Further elaboration does not seem necessary to make it clear that all the language of the Court contained in the above extract from the charge was a correct statement of the law appropriate to enlighten the jury as to the legal result to be expressed by their verdict according to the answers they might make to the questions of fact above stated which necessarily arose out of the evidence.

Error is assigned further in the refusal of the Circuit Judge to charge without modification the following request: "If they believe that the defendant was upon his own premises, the testimony showing that this was a private why, that he was not called upon to retreat." There being no evidence that the defendant ever claimed any exclusive property in the road or that it was not used by the deceased Knight and all other persons at their own will. The mere fact that the road ran through the lands of the defendant did not tend to prove that it was the private property of the defendant.
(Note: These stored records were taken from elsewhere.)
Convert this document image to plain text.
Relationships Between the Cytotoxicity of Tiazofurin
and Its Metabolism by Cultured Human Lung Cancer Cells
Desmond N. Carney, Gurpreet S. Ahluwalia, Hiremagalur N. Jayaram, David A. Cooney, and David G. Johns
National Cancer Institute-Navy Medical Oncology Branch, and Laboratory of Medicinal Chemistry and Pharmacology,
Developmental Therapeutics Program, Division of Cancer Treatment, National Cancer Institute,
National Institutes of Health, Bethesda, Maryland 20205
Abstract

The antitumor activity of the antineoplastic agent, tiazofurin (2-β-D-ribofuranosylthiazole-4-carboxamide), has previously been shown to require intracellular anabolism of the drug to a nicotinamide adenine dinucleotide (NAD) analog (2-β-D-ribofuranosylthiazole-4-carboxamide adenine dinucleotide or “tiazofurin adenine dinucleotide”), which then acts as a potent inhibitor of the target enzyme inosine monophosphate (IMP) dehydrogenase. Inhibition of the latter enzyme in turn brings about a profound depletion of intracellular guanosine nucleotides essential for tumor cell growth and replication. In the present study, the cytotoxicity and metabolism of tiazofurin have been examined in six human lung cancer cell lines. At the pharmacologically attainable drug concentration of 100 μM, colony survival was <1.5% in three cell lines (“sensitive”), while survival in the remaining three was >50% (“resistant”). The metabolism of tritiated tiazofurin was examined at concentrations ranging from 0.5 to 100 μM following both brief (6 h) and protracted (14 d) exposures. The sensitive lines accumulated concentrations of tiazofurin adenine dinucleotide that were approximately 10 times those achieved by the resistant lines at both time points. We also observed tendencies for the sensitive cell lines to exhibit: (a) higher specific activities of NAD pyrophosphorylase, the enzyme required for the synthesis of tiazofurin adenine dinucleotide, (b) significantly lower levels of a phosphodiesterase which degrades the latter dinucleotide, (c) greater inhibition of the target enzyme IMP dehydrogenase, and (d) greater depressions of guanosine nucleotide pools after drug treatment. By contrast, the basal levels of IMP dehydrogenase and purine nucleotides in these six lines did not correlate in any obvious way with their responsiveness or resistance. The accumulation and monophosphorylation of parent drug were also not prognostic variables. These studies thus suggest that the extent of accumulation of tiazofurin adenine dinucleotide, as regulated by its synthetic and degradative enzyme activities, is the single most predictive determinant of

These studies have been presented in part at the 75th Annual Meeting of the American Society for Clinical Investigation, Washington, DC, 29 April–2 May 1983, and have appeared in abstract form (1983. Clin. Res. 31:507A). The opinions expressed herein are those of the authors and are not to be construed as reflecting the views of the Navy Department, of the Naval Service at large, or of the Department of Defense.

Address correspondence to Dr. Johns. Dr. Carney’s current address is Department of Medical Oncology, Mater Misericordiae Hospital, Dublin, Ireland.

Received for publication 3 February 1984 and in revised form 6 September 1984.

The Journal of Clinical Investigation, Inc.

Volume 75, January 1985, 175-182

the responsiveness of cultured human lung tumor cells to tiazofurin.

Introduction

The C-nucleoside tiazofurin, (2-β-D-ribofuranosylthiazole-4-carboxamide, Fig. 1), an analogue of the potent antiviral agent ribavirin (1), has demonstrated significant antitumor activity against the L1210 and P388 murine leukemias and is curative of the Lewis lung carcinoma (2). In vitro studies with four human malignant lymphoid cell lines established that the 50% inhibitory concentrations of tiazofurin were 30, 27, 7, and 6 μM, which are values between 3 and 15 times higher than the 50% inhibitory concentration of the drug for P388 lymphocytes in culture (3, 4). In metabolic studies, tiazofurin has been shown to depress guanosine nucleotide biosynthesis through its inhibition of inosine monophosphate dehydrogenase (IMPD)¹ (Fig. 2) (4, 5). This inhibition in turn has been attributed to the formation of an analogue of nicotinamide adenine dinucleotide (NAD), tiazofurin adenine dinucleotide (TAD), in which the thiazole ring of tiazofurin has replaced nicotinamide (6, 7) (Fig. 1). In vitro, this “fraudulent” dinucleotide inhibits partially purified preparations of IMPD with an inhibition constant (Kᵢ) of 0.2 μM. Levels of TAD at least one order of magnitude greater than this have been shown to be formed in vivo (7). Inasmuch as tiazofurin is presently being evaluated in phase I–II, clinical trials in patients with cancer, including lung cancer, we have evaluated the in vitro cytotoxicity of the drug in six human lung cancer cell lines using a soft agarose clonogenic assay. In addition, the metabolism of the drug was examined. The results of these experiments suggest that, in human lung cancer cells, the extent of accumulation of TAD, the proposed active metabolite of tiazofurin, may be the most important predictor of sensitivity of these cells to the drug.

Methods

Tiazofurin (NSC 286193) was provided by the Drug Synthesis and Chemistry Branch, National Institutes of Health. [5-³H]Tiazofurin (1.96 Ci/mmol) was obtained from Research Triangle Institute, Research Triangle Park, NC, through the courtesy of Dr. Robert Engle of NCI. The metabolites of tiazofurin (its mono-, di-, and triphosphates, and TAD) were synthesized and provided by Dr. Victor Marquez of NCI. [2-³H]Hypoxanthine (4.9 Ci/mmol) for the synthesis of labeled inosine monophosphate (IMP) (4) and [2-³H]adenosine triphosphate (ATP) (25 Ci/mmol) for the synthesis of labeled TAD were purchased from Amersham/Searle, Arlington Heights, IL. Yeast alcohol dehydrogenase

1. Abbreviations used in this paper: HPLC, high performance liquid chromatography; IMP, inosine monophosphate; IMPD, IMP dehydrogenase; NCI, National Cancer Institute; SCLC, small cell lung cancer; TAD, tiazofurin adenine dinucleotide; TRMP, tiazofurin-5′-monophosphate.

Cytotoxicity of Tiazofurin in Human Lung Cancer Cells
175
The request therefore was an abstract proposition of law not relevant to the evidence adduced. *401

The Circuit Judge having expressly charged the jury "the defendant is entitled to the benefit of any reasonable doubt you may have on any material fact in the case," the defendant cannot complain of the refusal to charge the request, "If the evidence tending to support the plea of self-defense should fall short, yet if it raises a reasonable doubt upon the whole question, that the jury should acquit him." Besides, we think the form in which the effort was made in the request to state the doctrine of reasonable doubt was calculated to confuse rather than to enlighten the jury.

It is the judgment of this Court that the judgment of the Circuit Court be affirmed.

Petition for rehearing refused and stay of remittitur revoked by formal order filed April 17, 1911.